Multifamily real estate investors enjoyed massive profits over the last few years as investors ploughed money into the asset class, driving cap rates down. It is possible that we’ll see investors pivot out of multifamily and into industrial, driving down cap rates in the process. Although we don’t underwrite this way, there is the possibility that more capital will flow into IRE, driving up valuations to our benefit.
Demand is on the Rise
It’s believed that the U.S. may need more than 1 billion square feet of additional warehouse space by 2025 in order to support the fast-growing e-commerce demand. This outlook suggests that there will be more expansion and development opportunities for real estate investors.
Longer Leases
Industrial leases are usually three to 10 years but can be up to 25 years. In contrast, residential leases are a year, and self-storage properties are month by month. Industrial real estate means that you deal with businesses rather than regular people. This implies longer leases, as business are not as likely to change their location as often. It’s not rare to see that industrial real estate investors rent out their property to the same business for decades at a time. This means that industrial properties tend to generate a stable and passive income for years.

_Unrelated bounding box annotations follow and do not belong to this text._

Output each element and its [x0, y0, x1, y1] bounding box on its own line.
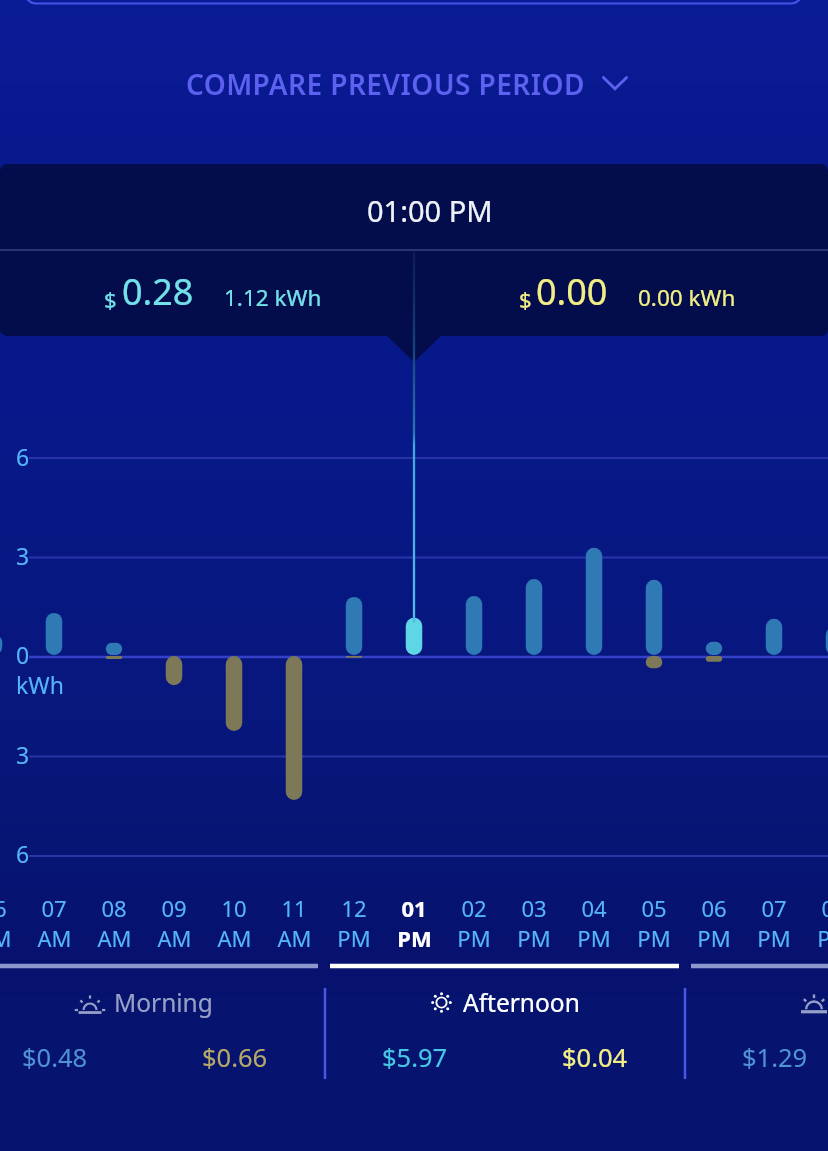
staticText: $ [104, 284, 117, 314]
staticText: 07 [761, 893, 787, 923]
button[interactable]: 07 [744, 893, 804, 953]
staticText: 08 [821, 893, 828, 923]
staticText: 01 [401, 893, 427, 923]
button[interactable]: 02 [444, 893, 504, 953]
button[interactable]: 08 [84, 893, 144, 953]
staticText: AM [277, 923, 312, 953]
staticText: 03 [521, 893, 547, 923]
staticText: AM [157, 923, 192, 953]
staticText: 06 [0, 893, 7, 923]
staticText: AM [97, 923, 132, 953]
staticText: 6 [16, 838, 30, 869]
staticText: kWh [16, 669, 64, 700]
button[interactable]: 06 [684, 893, 744, 953]
other: Afternoon [431, 992, 452, 1013]
staticText: 09 [161, 893, 187, 923]
staticText: 0.00 [536, 267, 608, 316]
staticText: Morning [114, 986, 213, 1019]
staticText: PM [337, 923, 371, 953]
staticText: 10 [221, 893, 247, 923]
button[interactable]: Afternoon [325, 986, 685, 1075]
staticText: 3 [16, 540, 30, 571]
staticText: PM [457, 923, 491, 953]
staticText: $5.97 [382, 1040, 448, 1075]
button[interactable]: 12 [324, 893, 384, 953]
staticText: 0.28 [122, 267, 194, 316]
staticText: PM [577, 923, 611, 953]
button[interactable]: 11 [264, 893, 324, 953]
staticText: 04 [581, 893, 607, 923]
staticText: AM [37, 923, 72, 953]
staticText: $0.04 [562, 1040, 628, 1075]
other: Morning [77, 990, 103, 1016]
staticText: PM [817, 923, 828, 953]
staticText: AM [0, 923, 12, 953]
button[interactable]: 06 [0, 893, 24, 953]
button[interactable]: 07 [24, 893, 84, 953]
staticText: $0.48 [22, 1040, 88, 1075]
staticText: 12 [341, 893, 367, 923]
staticText: 08 [101, 893, 127, 923]
staticText: 02 [461, 893, 487, 923]
staticText: 05 [641, 893, 667, 923]
staticText: 07 [41, 893, 67, 923]
staticText: PM [697, 923, 731, 953]
staticText: PM [757, 923, 791, 953]
staticText: 06 [701, 893, 727, 923]
button[interactable]: 01 [384, 893, 444, 953]
staticText: 01:00 PM [367, 191, 493, 230]
staticText: 0 [16, 639, 30, 670]
button[interactable]: 05 [624, 893, 684, 953]
staticText: 3 [16, 739, 30, 770]
button[interactable]: COMPARE PREVIOUS PERIOD [0, 0, 822, 168]
staticText: $0.66 [202, 1040, 268, 1075]
button[interactable]: Evening [685, 986, 828, 1075]
staticText: AM [217, 923, 252, 953]
button[interactable]: 10 [204, 893, 264, 953]
staticText: 1.12 kWh [224, 282, 322, 313]
staticText: 6 [16, 441, 30, 472]
staticText: Afternoon [463, 986, 580, 1019]
staticText: 0.00 kWh [638, 282, 736, 313]
staticText: PM [517, 923, 551, 953]
staticText: 11 [281, 893, 307, 923]
staticText: COMPARE PREVIOUS PERIOD [186, 65, 585, 103]
button[interactable]: Morning [0, 986, 325, 1075]
staticText: PM [397, 923, 432, 953]
staticText: PM [637, 923, 671, 953]
button[interactable]: 08 [804, 893, 828, 953]
staticText: $ [519, 284, 532, 314]
other: Evening [801, 990, 827, 1016]
staticText: $1.29 [742, 1040, 808, 1075]
button[interactable]: 03 [504, 893, 564, 953]
button[interactable]: 09 [144, 893, 204, 953]
button[interactable]: 04 [564, 893, 624, 953]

On the flipside, if a tenant leaves your space, there could be significant space that isn’t bringing in income until that tenant is replaced.
E-Commerce Friendliness
One reason that industrial real estate is booming is that in 2020, we saw online purchases grow by 46%. In fact, Amazon and other e-commerce fulfillment organizations are now responsible for roughly 40% of industrial property leases. This number is on the rise, as other brick-and-mortar companies begin to include e-commerce as part of their business models. This trend has led to high demand for warehouse and distribution space all over the U.S., as many retailers are now opting for fulfillment centers over traditional retail space. Tech companies are also responsible for the increase in demand for warehouse and industrial space due to the need for more server farms to support online commerce.
Lower Maintenance
Industrial properties don’t require as much upkeep as some commercial property types. Most leases are triple net, which means that maintenance is the tenant’s responsibility. With longer lease terms, an industrial building owner generally won’t need to renovate their properties as often, since there’s lower tenant turnover.
Investment Stability
While all investments have risks, industrial real estate tends to be more recession-proof than other property types. It’s important to note that the properties themselves tend to hold value or even appreciate over time.
The Cons
Tenant Risk
While one consistent tenant for many years is considered a pro, there are also some downsides. For instance, if that tenant runs into financial trouble and can’t pay rent, the investor will still need to meet their debt obligations.
Longer-Term Leases
One of the advantages of residential leases is that the terms are typically 12-18 months. As inflation rises, lease rates respond quickly. The longer terms of IRE leases provide stability but if rental rates rise quickly, landlords may not be able to take advantage of it as quickly.
Long-Term Vacancy Risk
Sometimes it can be difficult to find a new tenant after a completed lease. For example, if a tenant vacates a purpose-built industrial facility, such as a manufacturing building, the owner might need to invest a significant amount of capital to make the property compatible with other tenants and their different types of businesses.
Oversupply Risk
As mentioned before, the anticipated future demand for warehouse space means that many real estate investors are building only fulfillment centers. If too many of this industrial property type are constructed and the market softens, it could significantly impact occupancy and rental rates, while also reducing property values.
Less “Flipping”
For investors who prefer to gain quick profits and flips, the long-term nature of industrial real estate can be a drawback. IRE tends to produce higher cash flow but comes with less appreciation.
The Bottom Line
While many people believe that industrial real estate isn’t as glamorous as other types, they are vital to the economy. Long-term leases supply investors with stable cash flow and support economic activity for the commercial sector. There is significant growth potential in this property type and if investors who are tired of competing for large multifamily properties start to pivot to this asset class, there is the potential for massive appreciation. If not, the higher/stable cash flow of industrial assets is still very appealing to most investors.